Nadim Koteich, a Lebanese-Emirati political analyst and general manager of Sky News Arabia, who helped me see the contrast between these two networks struggling to shape the Middle East, explained that the Resistance Network “is orchestrated by Iran, Islamists, and jihadists,” in a process they refer to as the “unity of battlefields.” This network, he noted, “seeks to bridge militias, rejectionists, religious sects and sectarian leaders,” creating an anti-Israel, anti-American, anti-Western axis that can simultaneously pressure Israel in Gaza, in the West Bank and on the Lebanon border — as well as America in the Red Sea, in Syria and in Iraq and Saudi Arabia from all directions.

In stark contrast, Koteich said, stands the Inclusion Network, one that’s focused on “weaving together” global and regional markets instead of battlefronts, business conferences, news organizations, elites, hedge funds, tech incubators, and major trade routes. This inclusion network, he added, “transcends traditional boundaries, creating a web of economic and technological interdependence that has the potential to redefine power structures and create new paradigms of regional stability.”

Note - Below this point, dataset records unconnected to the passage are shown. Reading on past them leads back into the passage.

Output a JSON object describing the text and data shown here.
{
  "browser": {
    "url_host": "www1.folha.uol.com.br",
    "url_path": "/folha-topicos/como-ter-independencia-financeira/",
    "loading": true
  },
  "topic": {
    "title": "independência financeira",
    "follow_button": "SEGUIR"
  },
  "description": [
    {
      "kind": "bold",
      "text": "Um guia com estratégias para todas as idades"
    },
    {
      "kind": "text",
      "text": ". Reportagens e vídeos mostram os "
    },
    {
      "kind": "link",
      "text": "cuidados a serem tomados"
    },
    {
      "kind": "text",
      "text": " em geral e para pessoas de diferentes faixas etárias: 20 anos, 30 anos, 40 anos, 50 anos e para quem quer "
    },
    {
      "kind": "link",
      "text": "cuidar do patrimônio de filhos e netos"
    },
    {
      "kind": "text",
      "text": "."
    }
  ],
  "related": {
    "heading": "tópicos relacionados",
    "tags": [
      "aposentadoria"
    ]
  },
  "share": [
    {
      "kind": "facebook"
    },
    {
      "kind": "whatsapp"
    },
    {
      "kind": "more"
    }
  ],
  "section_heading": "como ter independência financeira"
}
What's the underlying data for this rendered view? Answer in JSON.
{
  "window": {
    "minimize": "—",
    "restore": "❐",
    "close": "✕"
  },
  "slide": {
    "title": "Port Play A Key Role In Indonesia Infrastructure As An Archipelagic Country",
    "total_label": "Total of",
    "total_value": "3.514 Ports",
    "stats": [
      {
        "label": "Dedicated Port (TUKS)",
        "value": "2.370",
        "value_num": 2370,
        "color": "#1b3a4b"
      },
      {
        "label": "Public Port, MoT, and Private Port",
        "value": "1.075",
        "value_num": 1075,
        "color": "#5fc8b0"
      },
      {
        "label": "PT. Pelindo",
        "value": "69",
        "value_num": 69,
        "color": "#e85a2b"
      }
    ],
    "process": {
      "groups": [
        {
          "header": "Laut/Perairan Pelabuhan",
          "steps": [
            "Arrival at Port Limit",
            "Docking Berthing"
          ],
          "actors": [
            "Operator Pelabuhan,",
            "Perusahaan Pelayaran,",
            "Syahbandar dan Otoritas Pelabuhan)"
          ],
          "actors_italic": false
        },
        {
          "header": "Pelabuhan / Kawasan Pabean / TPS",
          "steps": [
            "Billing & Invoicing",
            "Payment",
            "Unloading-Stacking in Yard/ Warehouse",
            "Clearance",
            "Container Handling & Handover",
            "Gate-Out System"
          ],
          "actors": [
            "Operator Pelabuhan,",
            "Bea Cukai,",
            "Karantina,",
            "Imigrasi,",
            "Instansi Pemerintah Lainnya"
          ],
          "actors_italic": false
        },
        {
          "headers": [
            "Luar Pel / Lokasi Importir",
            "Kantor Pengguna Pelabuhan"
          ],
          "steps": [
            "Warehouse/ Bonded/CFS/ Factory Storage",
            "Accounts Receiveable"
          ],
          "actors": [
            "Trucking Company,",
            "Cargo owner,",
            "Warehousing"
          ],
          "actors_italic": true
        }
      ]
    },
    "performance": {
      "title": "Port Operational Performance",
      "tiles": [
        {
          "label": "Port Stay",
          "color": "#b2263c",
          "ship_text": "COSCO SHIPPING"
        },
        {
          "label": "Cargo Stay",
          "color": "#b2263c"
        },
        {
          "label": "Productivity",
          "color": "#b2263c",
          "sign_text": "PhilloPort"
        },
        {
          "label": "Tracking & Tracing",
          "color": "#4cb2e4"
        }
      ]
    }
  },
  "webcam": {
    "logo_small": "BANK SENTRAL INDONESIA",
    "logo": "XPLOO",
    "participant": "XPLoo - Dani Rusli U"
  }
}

So today, while the U.S. is indirectly degrading Russia’s capabilities, through its proxy Ukraine, things are different in the Middle East. There, it is Iran that is sitting back comfortably — indirectly at war with Israel and America, and sometimes Saudi Arabia, by fighting through Tehran’s proxies: Hamas in Gaza, the Houthis in Yemen, Hezbollah in Lebanon and Syria and Shiite militias in Iraq.

Iran is reaping all the benefits and paying virtually no cost for the work of its proxies and the U.S., Israel and their tacit Arab allies have not yet manifested the will or the way to pressure Iran back — without getting into a hot war, which they all want to avoid.